Sa conduite tient du chef d’œuvre. Il ne se contente pas de vous amener d’un point A à un point B. Il vous joue le Lac des cygnes avec un moteur diesel pour tout orchestre. Son geste est sûr, mesuré, la trajectoire étudiée au degré près, l’itinéraire non moins que parfait. 40 ans de métier ont parlé mais c’est la voix des anges qu’on entend gueuler.

Avec Père, c’est tout droit – ou tout comme – on dirait qu’il vous dépose sur la route du magicien d’Oz. Aucun feu rouge, stop, radar ou piétons qui traversent ne vient ralentir la symphonie d’une conduite parfaite. Toutes les petites joyeusetés que l’Etat vous réserve habituellement sur la route disparaissent par enchantement quand mon père tient un volant. Les détours qu’il invente pour éviter les petites lumières rouges relèvent  du passage secret.  Rien ne l’arrête,  aussi à l’aise sur le bitume qu’un char allemand  dans les Ardennes, d’où son surnom dans le métier : « Le Berber Panzer». Il frôle, rétrograde, slalome entre les motos, les Roms et les pigeons, effectue des demi tours avec l’aisance d’une toupie. Certains racontent même l’avoir vu faire des loopings. Vous êtes dans un avion.

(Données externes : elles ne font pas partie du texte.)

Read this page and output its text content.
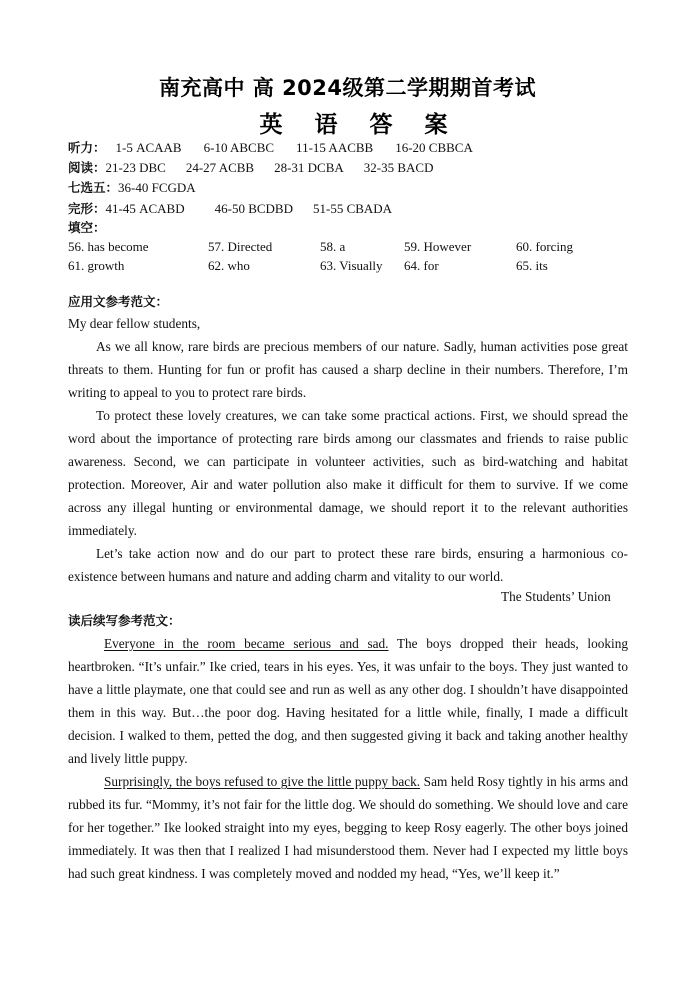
南充高中 高 2024级第二学期期首考试
英 语 答 案
听力： 1-5 ACAAB 6-10 ABCBC 11-15 AACBB 16-20 CBBCA
阅读：21-23 DBC 24-27 ACBB 28-31 DCBA 32-35 BACD
七选五：36-40 FCGDA
完形：41-45 ACABD 46-50 BCDBD 51-55 CBADA
填空：
56. has become	57. Directed	58. a	59. However	60. forcing
61. growth	62. who	63. Visually 64. for	65. its
应用文参考范文：
My dear fellow students,
As we all know, rare birds are precious members of our nature. Sadly, human activities pose great threats to them. Hunting for fun or profit has caused a sharp decline in their numbers. Therefore, I’m writing to appeal to you to protect rare birds.
To protect these lovely creatures, we can take some practical actions. First, we should spread the word about the importance of protecting rare birds among our classmates and friends to raise public awareness. Second, we can participate in volunteer activities, such as bird-watching and habitat protection. Moreover, Air and water pollution also make it difficult for them to survive. If we come across any illegal hunting or environmental damage, we should report it to the relevant authorities immediately.
Let’s take action now and do our part to protect these rare birds, ensuring a harmonious co-existence between humans and nature and adding charm and vitality to our world.
The Students’ Union
读后续写参考范文：
Everyone in the room became serious and sad. The boys dropped their heads, looking heartbroken. “It’s unfair.” Ike cried, tears in his eyes. Yes, it was unfair to the boys. They just wanted to have a little playmate, one that could see and run as well as any other dog. I shouldn’t have disappointed them in this way. But…the poor dog. Having hesitated for a little while, finally, I made a difficult decision. I walked to them, petted the dog, and then suggested giving it back and taking another healthy and lively little puppy.
Surprisingly, the boys refused to give the little puppy back. Sam held Rosy tightly in his arms and rubbed its fur. “Mommy, it’s not fair for the little dog. We should do something. We should love and care for her together.” Ike looked straight into my eyes, begging to keep Rosy eagerly. The other boys joined immediately. It was then that I realized I had misunderstood them. Never had I expected my little boys had such great kindness. I was completely moved and nodded my head, “Yes, we’ll keep it.”
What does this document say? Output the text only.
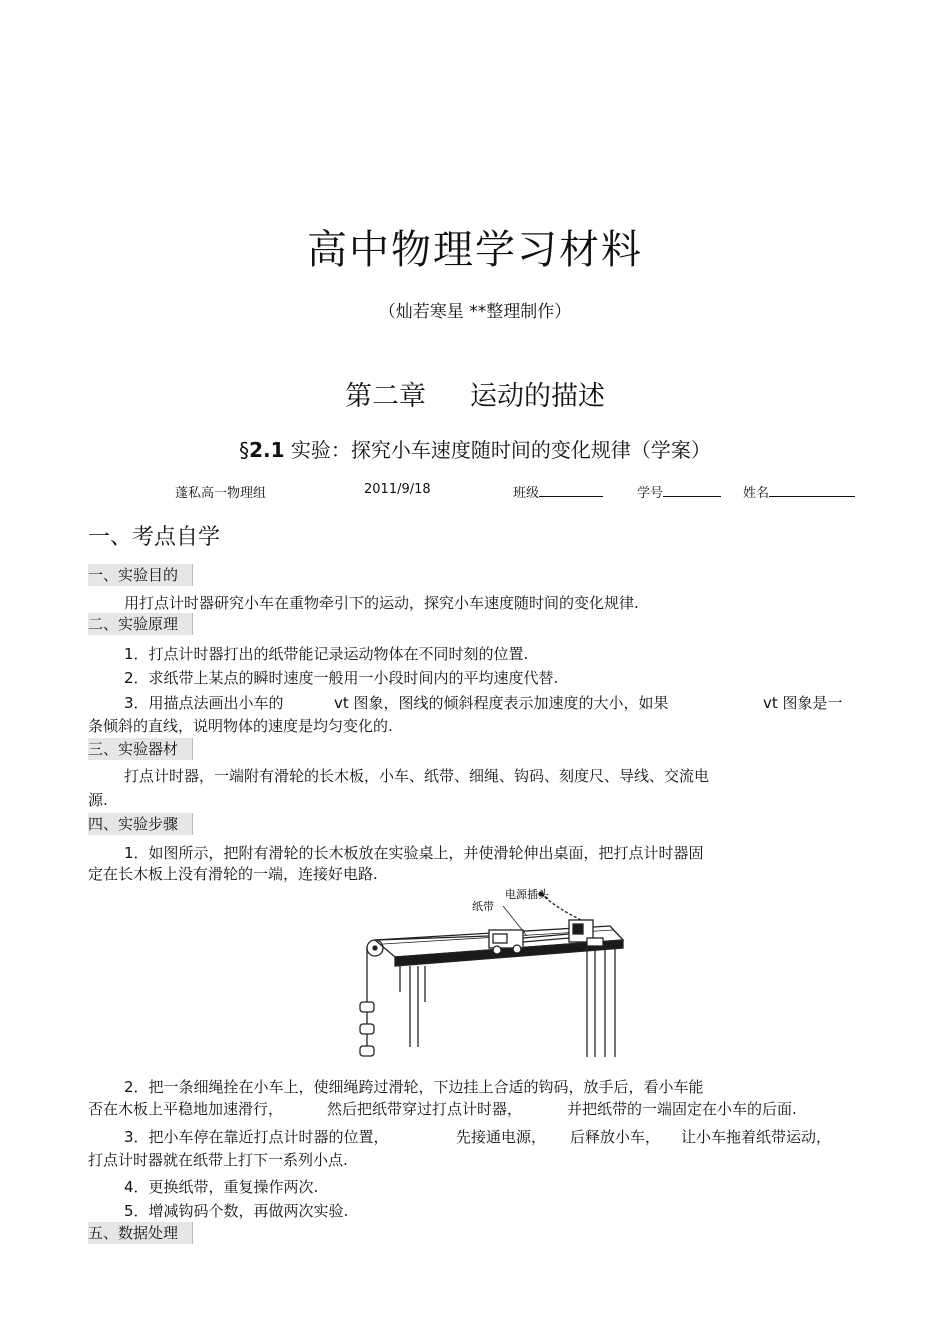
高中物理学习材料
（灿若寒星 **整理制作）
第二章 运动的描述
§2.1 实验：探究小车速度随时间的变化规律（学案）
蓬私高一物理组	2011/9/18	班级	学号	姓名
一、考点自学
一、实验目的
用打点计时器研究小车在重物牵引下的运动，探究小车速度随时间的变化规律.
二、实验原理
1．打点计时器打出的纸带能记录运动物体在不同时刻的位置.
2．求纸带上某点的瞬时速度一般用一小段时间内的平均速度代替.
3．用描点法画出小车的	vt 图象，图线的倾斜程度表示加速度的大小，如果	vt 图象是一
条倾斜的直线，说明物体的速度是均匀变化的.
三、实验器材
打点计时器，一端附有滑轮的长木板，小车、纸带、细绳、钩码、刻度尺、导线、交流电
源.
四、实验步骤
1．如图所示，把附有滑轮的长木板放在实验桌上，并使滑轮伸出桌面，把打点计时器固
定在长木板上没有滑轮的一端，连接好电路.
纸带
电源插头
2．把一条细绳拴在小车上，使细绳跨过滑轮，下边挂上合适的钩码，放手后，看小车能
否在木板上平稳地加速滑行，	然后把纸带穿过打点计时器，	并把纸带的一端固定在小车的后面.
3．把小车停在靠近打点计时器的位置，	先接通电源， 后释放小车， 让小车拖着纸带运动，
打点计时器就在纸带上打下一系列小点.
4．更换纸带，重复操作两次.
5．增减钩码个数，再做两次实验.
五、数据处理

Un jour pour son anniversaire je lui ai offert un GPS dernier cri. Un cadeau judicieux, direz-vous, pour un virtuose de la route. Je reçus en guise de remerciement une gifle de Russe ivre à faire sonner toutes les saintes cloches du pays. Le même jour, ma sœur lui avait offert une housse de siège du marché, celle avec les boules en bois qui niquent le dos. Elle a eu droit à un bisou et 100 francs. C’est  que notre géniteur est un « artisan taxi », le bonhomme travaille à l’ancienne, sa conduite c’est  du fait main, du velours, de la soie sauvage. C’est doux comme du tartan et aussi fluide que l’eau qui sort des montagnes. Pour tout chauffeur de tacos qui se respecte, GPS = Gadget Pour Salope. Une insulte.

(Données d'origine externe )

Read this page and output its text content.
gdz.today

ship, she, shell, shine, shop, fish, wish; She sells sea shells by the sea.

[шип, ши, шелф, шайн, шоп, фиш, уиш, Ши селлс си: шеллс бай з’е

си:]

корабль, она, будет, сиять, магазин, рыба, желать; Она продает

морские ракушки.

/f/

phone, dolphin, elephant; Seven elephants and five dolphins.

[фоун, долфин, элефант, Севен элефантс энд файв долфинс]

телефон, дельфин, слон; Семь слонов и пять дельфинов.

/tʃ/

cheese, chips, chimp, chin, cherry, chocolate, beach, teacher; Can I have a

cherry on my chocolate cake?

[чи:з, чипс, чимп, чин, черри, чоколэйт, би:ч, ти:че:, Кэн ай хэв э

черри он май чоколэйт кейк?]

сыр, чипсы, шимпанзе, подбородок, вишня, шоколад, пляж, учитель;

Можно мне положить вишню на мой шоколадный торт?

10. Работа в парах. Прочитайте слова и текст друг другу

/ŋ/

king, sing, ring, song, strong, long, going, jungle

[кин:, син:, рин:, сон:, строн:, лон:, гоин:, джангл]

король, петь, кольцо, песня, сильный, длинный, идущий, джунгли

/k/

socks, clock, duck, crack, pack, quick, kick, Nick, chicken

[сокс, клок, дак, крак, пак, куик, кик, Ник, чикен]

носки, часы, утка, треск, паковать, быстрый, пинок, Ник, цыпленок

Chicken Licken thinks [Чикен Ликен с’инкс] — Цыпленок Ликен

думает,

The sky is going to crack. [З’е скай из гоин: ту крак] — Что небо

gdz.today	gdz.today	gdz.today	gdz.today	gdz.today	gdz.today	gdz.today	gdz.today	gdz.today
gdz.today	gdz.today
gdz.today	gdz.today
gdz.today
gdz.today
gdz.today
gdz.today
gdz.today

Papa connait chaque rue d’ici à Concarneau. Il ferme les yeux deux secondes et votre trajet est programmé. Vous n’avez alors plus qu’à savourer la tenue de route. Imaginez la baguette de Mozart qui fait des gosses avec celle d’Harry Potter, et ce qui en sort fait un gamin avec la fille d’une Baguépi mariée au bâton de Moise. Le levier de vitesse dans la main de papa c’est tout ça à la fois. S’il tourne à gauche à ce moment précis alors que vous habitez juste à droite derrière l’école, c’est pour vous éviter la sortie des classes et la concierge du 18 qui sort les poubelles le jeudi. Bref, pour tout dire en une phrase, dévoilons un secret de famille : notre vivons avec les droits d’auteur du film Taxi.

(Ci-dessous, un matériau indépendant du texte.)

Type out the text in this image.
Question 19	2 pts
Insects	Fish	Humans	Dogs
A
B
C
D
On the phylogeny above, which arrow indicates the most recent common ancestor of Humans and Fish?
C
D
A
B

Petit, bien avant que je lui fasse honte, il m’amenait parfois dans son gagne pain. Un jour, je vis un client terrassé par la panique lui demander de le déposer au port de Dunkerque où une livraison « vitale » d’après ses suppliques l’attendait. Calme comme l’eau de l’oued en juillet, mon père lui dit : « C’est à trois heure d’ici. Vous y êtes dans deux heures ». Une heure plus tard, j’avais une glace dans la main et je voyais la mer pour la première fois de ma vie. « De la téléportation !», lui avait alors dit fou de joie ce client ébahi, avant de tripler sa course avec un  pourboire de ministre du Gabon.

Un miracle

Le gland est tombé bien loin de l’arbre. Dans le champ d’un côté, je dirai même, et un oiseau migrateur l’a emporté dans un pays chaud. Certainement la Guyane, ou après avoir ouvert son bec au dessus de la fusée Ariane il erre désormais dans l’espace infini. Je suis l’exact opposé de mon père: aussi nul derrière un volant que lui est somptueux. 99 heures de conduite, un an dans une auto école – alors que j’avais opté pour la formation accélérée – et j’ai toujours l’impression d’être un poisson qui apprend à voler. La dernière fois, j’ai surpris le moniteur dire en arabe tunisien à la secrétaire : « Ne lui mets plus d’heure. C’est Halam de lui prendre autant d’argent, c’est péché. Ce n’est pas son étoile de savoir conduire …»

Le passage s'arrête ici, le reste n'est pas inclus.